You should make sure that decision makers and key people in your business are aware of the requirements under the GDPR. Decision makers and key people should lead by example, demonstrating accountability for compliance with the GDPR and promoting a positive culture, within your business, for data protection. They should take the lead when assessing any impacts to your business and encourage a privacy by design approach. They should help to drive awareness amongst all staff regarding the importance of exercising good data protection practices.

You should process personal data in a manner that ensures appropriate security. Before you can decide what level of security is right for you, you will need to assess the risks to the personal data you hold and choose security measures that are appropriate to your needs. Keeping your IT systems safe and secure can be a complex task and does require time, resource and (potentially) specialist expertise. If you are processing personal data within your IT system(s) you need to recognise the risks involved and take appropriate technical measures to secure the data. The measures you put in place should fit your business’s needs. They don’t necessarily have to be expensive or onerous. They may even be free or already available within the IT systems you currently have. A good starting point is to establish and implement a robust Information Security policy which details your approach to information security, the technical and organisational measures that you will be implementing and the roles and responsibilities staff have in relation to keeping information secure.

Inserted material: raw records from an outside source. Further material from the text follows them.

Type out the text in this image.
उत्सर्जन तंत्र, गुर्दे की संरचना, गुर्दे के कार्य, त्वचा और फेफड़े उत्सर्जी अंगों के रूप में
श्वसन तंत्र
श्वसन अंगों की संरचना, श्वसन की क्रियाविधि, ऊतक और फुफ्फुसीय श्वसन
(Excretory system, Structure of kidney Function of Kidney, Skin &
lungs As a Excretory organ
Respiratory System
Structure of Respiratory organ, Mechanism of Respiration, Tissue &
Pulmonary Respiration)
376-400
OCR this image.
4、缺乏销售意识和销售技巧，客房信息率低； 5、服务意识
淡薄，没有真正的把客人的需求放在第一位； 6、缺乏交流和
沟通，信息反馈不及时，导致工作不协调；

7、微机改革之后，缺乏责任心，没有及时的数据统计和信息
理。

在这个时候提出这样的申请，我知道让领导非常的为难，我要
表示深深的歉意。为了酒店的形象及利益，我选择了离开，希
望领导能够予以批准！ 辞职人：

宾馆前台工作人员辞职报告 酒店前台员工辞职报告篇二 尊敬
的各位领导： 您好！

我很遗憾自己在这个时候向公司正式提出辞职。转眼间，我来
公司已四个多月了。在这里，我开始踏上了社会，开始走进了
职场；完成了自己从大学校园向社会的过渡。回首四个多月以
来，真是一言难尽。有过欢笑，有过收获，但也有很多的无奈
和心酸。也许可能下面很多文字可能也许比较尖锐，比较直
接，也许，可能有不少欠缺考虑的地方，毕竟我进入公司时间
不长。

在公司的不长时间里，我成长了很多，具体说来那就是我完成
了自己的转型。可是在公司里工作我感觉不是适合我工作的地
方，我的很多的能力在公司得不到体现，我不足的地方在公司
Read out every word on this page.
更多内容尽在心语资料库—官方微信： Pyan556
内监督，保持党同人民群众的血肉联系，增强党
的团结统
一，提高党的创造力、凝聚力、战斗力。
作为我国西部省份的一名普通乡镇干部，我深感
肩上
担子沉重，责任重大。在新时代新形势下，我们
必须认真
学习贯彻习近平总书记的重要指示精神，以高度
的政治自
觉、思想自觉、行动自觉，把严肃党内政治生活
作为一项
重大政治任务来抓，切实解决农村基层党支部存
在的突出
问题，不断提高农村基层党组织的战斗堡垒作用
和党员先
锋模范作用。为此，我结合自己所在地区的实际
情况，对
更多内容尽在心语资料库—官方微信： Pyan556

The GDPR imposes restrictions on the transfer of personal data outside the European Union, to third countries or international organisations. These restrictions are in place to ensure that the level of protection of individuals afforded by the GDPR is not undermined. Personal data may only be transferred outside of the EU in compliance with the conditions for transfer set out in Chapter V of the GDPR.

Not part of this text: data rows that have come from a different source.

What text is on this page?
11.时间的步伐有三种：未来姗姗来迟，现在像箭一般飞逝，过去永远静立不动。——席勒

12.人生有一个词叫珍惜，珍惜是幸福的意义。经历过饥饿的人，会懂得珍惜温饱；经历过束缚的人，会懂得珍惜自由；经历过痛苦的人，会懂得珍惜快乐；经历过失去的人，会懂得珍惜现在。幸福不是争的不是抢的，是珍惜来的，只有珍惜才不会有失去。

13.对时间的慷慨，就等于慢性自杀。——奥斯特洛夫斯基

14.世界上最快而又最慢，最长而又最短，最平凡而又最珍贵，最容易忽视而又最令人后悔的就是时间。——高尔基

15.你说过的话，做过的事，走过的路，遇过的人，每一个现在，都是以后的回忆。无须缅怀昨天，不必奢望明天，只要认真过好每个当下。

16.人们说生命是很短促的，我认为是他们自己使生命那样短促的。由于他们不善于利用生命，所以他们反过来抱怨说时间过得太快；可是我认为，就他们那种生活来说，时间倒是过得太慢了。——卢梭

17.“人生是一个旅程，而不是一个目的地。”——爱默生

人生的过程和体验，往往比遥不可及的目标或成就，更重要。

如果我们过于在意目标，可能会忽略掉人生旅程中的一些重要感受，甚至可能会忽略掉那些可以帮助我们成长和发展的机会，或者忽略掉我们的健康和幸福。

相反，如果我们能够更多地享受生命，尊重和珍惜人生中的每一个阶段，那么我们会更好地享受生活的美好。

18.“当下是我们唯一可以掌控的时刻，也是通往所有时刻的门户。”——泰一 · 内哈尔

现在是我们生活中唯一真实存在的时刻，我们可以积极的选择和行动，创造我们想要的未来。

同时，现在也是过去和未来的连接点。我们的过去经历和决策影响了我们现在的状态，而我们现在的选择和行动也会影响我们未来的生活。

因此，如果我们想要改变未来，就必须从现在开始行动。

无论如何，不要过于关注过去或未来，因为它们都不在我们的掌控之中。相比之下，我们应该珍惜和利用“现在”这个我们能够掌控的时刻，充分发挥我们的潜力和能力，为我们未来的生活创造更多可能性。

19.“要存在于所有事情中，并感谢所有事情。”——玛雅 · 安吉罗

The GDPR introduces a duty on all organisations to report certain types of personal data breaches to the ICO and, in some cases, to the individuals affected. A personal data breach means a breach of security leading to the destruction, loss, alteration, unauthorised disclosure of, or access to, personal data. You only have to notify the ICO of a breach where it is likely to result in a risk to the rights and freedoms of individuals. Where a breach is likely to result in a high risk to the rights and freedoms of individuals, you must notify those concerned directly and without undue delay. In all cases you must maintain records of personal data breaches, whether or not they were notifiable to the ICO. A notifiable breach has to be reported to the ICO within 72 hours of the business becoming aware of it. The GDPR recognises that it will often be impossible to investigate a breach fully within that time-period and allows you to provide additional information in phases. You should make sure that your staff understand what constitutes a personal data breach, and that this is more than a loss of personal data. You should ensure that you have an internal breach reporting procedure in place. This will facilitate decision-making about whether you need to notify the relevant supervisory authority or the public. In light of the tight timescales for reporting a breach - it is important to have robust breach detection, investigation and internal reporting procedures in place.